In March this year, the Bhutan Army launched a major operation against anti-India rebels on its soil, prompting NDFB-S militants to slip out of sanctuaries in Bhutan to bases in Myanmar. Was the recent attack at Kokrajhar aimed at deflecting the attention of the security forces away from the India-Bhutan border, so that militants could relocate easily?
In the wake of the August 5 attack, Indian authorities have announced stepping up military operations against the rebel group. More troops are being deployed and all security forces have been ordered “to go all out against the NDFB(S),” Assam’s Chief Secretary V K Pipersenia said.
However, heightened military operations alone will not defeat the NDFB(S).
Bodo grievances continue to fester. ‘Bodoland’ continues to be lost to ‘outsiders’ as more migrants flow to Bodo areas. While the 2003 accord makes grand promises on these issues of concern, little has been done on the ground to address this source of Bodo insecurity.
Importantly, support for militancy needs to be addressed and this will be possible only if the government ensures that democratic institutions in the BTAD function better.
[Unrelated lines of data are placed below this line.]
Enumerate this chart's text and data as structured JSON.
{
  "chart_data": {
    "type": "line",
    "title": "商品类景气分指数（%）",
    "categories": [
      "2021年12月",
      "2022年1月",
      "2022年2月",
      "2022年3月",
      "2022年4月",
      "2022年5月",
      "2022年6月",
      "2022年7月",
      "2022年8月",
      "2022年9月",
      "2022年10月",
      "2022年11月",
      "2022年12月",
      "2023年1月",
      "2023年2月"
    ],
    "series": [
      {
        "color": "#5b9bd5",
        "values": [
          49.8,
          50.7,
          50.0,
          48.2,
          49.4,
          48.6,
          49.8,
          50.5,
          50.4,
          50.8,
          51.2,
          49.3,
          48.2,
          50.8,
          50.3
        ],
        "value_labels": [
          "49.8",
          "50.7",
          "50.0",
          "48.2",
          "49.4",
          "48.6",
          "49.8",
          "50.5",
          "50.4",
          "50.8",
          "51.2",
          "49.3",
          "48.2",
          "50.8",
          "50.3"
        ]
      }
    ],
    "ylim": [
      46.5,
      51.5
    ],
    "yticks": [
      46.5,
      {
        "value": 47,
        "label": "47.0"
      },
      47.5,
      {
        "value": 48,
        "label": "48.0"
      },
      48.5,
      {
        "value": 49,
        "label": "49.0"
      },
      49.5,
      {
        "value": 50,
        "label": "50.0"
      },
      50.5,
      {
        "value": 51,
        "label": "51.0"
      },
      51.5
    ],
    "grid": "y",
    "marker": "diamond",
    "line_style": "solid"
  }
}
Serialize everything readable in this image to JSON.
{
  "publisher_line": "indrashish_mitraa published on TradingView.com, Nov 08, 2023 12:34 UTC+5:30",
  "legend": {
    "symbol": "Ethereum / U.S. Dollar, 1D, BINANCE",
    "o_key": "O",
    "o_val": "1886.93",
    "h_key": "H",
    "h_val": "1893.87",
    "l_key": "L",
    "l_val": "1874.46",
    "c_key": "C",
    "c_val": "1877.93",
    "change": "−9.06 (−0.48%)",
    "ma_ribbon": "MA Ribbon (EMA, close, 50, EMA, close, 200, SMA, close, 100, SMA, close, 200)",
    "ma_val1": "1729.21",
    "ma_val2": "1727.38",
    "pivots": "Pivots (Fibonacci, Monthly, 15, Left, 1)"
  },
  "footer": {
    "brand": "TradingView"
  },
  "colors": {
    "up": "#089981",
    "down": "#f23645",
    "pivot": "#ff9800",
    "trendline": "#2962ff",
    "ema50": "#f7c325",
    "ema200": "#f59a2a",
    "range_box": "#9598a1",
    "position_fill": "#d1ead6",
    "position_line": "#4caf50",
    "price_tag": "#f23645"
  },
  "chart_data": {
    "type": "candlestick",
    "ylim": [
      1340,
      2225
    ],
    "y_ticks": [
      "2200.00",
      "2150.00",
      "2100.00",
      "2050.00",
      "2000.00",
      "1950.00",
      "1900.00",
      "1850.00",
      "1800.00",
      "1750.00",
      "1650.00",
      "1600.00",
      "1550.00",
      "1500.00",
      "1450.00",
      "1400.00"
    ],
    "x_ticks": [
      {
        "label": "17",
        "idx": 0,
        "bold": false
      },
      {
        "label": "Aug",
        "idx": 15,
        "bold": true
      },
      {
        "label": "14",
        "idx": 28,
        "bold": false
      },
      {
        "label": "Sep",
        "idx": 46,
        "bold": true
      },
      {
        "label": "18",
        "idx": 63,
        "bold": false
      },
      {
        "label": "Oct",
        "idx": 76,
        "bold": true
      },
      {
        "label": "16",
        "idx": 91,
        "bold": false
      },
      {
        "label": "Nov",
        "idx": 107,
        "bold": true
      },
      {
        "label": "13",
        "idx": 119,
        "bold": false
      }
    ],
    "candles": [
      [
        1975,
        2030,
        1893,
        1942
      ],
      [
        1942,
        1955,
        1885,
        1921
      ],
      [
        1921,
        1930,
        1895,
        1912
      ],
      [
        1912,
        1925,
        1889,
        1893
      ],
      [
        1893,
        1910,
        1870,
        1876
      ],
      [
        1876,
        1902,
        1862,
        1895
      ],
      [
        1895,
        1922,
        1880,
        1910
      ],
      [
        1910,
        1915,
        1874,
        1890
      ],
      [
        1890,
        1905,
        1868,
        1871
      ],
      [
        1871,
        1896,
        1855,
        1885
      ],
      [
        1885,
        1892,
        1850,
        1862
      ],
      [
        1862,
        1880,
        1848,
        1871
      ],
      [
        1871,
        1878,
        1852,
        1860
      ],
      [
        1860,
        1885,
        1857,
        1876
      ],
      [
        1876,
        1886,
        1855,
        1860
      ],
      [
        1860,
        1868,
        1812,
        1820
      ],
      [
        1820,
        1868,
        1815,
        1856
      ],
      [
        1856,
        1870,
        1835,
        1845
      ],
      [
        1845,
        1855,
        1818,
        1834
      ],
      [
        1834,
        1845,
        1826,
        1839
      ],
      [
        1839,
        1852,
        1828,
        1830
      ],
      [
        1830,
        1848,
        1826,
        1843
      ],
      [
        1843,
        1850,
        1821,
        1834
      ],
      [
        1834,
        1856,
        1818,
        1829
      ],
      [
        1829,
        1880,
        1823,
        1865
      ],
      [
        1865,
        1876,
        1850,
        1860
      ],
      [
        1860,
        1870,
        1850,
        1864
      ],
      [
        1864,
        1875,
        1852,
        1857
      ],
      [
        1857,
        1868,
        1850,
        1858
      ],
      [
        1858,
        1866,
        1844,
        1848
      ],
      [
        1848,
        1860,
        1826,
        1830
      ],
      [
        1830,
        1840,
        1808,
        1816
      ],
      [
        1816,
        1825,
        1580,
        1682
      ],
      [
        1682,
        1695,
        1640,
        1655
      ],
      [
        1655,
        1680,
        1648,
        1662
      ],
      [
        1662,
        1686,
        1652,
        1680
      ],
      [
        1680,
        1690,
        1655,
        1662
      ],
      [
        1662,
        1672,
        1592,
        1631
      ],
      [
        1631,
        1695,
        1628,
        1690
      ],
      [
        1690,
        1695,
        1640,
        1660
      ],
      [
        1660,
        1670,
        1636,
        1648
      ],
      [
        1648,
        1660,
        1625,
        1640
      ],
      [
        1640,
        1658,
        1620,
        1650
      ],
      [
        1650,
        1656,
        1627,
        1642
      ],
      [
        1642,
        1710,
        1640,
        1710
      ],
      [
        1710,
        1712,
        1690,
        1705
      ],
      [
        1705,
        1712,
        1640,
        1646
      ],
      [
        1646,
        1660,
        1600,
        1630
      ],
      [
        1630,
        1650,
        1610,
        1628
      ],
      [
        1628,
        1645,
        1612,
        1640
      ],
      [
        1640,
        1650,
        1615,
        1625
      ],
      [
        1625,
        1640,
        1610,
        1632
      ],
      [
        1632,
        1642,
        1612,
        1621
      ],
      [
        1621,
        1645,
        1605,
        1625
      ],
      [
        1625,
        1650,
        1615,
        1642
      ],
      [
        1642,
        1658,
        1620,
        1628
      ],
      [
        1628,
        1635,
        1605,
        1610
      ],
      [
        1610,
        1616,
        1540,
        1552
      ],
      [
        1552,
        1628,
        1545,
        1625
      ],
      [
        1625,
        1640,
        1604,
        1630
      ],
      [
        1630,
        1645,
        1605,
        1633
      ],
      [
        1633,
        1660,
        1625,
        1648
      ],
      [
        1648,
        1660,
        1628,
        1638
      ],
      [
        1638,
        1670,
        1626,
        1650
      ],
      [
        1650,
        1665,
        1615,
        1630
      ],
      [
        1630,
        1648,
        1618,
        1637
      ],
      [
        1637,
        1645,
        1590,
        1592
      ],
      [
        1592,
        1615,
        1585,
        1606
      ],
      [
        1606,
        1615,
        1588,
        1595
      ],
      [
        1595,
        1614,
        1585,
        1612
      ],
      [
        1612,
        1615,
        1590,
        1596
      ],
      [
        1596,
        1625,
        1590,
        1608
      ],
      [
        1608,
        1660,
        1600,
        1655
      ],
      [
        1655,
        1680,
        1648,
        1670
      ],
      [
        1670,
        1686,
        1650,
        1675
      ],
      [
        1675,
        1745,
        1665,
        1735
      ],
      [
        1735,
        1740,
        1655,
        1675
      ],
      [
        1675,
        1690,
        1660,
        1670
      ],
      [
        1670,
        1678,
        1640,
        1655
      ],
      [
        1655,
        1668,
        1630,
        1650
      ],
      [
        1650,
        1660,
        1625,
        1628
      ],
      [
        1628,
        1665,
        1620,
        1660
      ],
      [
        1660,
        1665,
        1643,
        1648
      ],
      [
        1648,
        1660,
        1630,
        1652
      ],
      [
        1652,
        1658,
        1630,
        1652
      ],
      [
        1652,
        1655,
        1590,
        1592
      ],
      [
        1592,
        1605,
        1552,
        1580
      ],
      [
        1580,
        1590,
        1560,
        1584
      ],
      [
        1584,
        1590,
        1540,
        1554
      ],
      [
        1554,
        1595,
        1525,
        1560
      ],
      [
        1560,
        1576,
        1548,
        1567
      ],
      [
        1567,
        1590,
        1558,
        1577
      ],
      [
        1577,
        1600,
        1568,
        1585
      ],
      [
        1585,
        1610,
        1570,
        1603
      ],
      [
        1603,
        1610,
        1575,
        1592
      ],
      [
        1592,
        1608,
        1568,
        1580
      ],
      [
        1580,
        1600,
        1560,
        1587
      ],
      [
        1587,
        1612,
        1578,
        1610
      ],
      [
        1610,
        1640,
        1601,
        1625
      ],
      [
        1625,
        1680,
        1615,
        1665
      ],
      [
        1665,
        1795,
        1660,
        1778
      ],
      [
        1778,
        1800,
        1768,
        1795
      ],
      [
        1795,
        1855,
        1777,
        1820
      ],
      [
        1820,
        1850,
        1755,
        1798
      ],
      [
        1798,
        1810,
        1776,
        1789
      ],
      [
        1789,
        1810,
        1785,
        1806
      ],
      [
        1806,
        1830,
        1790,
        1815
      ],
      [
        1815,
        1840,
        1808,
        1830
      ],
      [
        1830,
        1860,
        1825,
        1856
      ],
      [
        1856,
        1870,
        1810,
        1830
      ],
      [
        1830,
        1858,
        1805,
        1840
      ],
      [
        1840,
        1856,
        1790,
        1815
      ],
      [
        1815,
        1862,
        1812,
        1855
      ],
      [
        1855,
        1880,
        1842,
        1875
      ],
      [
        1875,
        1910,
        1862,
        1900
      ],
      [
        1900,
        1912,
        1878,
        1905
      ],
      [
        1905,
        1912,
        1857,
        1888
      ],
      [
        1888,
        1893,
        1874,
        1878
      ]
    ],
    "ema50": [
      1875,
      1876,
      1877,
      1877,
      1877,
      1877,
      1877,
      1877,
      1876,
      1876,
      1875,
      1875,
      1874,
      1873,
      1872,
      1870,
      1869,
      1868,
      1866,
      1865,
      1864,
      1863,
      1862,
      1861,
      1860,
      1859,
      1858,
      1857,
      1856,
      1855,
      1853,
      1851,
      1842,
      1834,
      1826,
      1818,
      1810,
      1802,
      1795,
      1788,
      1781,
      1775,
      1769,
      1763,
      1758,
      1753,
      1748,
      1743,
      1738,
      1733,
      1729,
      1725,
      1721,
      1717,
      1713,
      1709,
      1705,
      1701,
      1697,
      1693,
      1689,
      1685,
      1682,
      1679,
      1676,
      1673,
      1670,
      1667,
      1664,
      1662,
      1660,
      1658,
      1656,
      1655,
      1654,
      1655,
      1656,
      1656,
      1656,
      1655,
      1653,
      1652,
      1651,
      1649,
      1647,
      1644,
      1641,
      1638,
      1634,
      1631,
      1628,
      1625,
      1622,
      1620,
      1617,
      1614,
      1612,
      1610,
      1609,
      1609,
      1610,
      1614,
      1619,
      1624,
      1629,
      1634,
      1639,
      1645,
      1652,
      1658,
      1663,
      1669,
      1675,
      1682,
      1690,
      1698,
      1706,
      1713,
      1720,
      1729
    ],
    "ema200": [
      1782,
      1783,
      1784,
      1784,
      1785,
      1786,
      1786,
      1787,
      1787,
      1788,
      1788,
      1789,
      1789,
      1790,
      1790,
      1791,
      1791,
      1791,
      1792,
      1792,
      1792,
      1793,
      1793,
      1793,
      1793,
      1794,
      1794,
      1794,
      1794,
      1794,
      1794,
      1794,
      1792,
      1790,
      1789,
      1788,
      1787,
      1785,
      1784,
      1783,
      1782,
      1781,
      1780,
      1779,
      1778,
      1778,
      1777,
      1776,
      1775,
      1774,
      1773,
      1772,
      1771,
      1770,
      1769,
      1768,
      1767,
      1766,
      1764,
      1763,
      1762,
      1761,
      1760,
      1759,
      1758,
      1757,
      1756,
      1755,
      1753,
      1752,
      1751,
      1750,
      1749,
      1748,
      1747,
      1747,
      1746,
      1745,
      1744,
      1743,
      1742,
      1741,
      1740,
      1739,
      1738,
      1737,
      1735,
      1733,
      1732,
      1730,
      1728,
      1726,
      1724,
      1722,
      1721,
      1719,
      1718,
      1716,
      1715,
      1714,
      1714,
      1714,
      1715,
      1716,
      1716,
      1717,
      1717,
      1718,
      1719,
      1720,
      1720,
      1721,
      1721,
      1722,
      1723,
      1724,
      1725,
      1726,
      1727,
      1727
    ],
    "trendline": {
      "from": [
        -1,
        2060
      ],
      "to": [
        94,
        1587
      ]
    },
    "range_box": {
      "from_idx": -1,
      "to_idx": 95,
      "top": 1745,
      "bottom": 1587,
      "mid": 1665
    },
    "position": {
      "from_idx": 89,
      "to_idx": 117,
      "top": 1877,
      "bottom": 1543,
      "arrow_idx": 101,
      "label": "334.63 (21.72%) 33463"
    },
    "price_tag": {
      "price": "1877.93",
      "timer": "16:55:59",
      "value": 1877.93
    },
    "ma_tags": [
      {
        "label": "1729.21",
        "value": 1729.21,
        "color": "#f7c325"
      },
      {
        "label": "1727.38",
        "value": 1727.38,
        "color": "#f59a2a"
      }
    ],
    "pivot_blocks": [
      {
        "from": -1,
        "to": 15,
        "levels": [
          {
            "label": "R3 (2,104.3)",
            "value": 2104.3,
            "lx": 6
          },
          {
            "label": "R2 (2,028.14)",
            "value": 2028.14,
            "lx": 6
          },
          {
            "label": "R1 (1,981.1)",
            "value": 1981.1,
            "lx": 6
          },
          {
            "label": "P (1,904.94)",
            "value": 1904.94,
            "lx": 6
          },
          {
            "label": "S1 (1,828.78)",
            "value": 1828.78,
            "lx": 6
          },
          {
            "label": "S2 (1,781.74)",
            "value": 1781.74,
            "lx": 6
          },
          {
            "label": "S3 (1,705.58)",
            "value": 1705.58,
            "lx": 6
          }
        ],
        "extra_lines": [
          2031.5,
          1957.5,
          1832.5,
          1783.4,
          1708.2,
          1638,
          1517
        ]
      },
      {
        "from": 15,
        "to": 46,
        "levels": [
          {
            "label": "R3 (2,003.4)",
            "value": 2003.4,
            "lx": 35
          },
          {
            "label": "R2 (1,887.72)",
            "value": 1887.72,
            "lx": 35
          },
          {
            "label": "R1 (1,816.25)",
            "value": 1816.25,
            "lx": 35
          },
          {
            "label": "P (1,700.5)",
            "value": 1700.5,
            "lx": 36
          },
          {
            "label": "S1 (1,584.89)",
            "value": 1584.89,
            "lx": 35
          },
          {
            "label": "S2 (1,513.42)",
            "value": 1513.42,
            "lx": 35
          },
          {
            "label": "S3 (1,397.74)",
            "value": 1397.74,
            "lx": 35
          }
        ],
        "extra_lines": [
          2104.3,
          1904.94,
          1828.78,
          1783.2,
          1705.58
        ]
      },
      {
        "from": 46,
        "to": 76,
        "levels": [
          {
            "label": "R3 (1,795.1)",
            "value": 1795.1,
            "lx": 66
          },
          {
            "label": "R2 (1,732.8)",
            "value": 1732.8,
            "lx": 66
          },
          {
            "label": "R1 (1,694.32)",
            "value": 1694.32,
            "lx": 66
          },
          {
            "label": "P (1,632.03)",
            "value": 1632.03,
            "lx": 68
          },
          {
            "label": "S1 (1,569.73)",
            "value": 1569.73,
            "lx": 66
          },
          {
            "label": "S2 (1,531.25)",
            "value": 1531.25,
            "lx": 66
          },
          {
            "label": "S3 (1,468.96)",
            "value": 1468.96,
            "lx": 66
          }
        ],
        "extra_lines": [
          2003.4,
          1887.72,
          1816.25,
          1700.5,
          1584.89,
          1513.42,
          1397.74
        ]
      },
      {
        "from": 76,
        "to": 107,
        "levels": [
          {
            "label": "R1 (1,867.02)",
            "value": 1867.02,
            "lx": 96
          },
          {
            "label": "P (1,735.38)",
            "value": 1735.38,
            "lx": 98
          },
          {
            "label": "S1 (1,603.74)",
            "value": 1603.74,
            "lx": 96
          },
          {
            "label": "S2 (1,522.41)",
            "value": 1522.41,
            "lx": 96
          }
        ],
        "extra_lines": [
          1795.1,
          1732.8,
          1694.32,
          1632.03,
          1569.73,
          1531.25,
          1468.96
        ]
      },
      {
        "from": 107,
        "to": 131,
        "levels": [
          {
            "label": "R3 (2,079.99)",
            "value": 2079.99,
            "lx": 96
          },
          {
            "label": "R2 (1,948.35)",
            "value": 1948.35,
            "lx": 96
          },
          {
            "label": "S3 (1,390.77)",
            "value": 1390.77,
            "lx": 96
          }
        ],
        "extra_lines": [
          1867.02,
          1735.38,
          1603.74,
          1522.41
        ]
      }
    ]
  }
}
The Bodo Territorial Council is controlled by the Bodoland People’s Front but the governance it provides is poor, bringing little benefit to the Bodo people at large. Unemployment is widespread, making militancy and crime attractive career options for Bodo youth.
Bodo militancy, especially that targeting ‘outsiders’, has spawned an array of armed groups claiming to represent the interests of the ‘outsiders.’ Tit-for-tat violence has escalated over the years.
Importantly, the Indian state will have to sever links between the armed outfits and politicians. Without breaking this nexus, heightened operations against the NDFB-S will be an exercise in futility.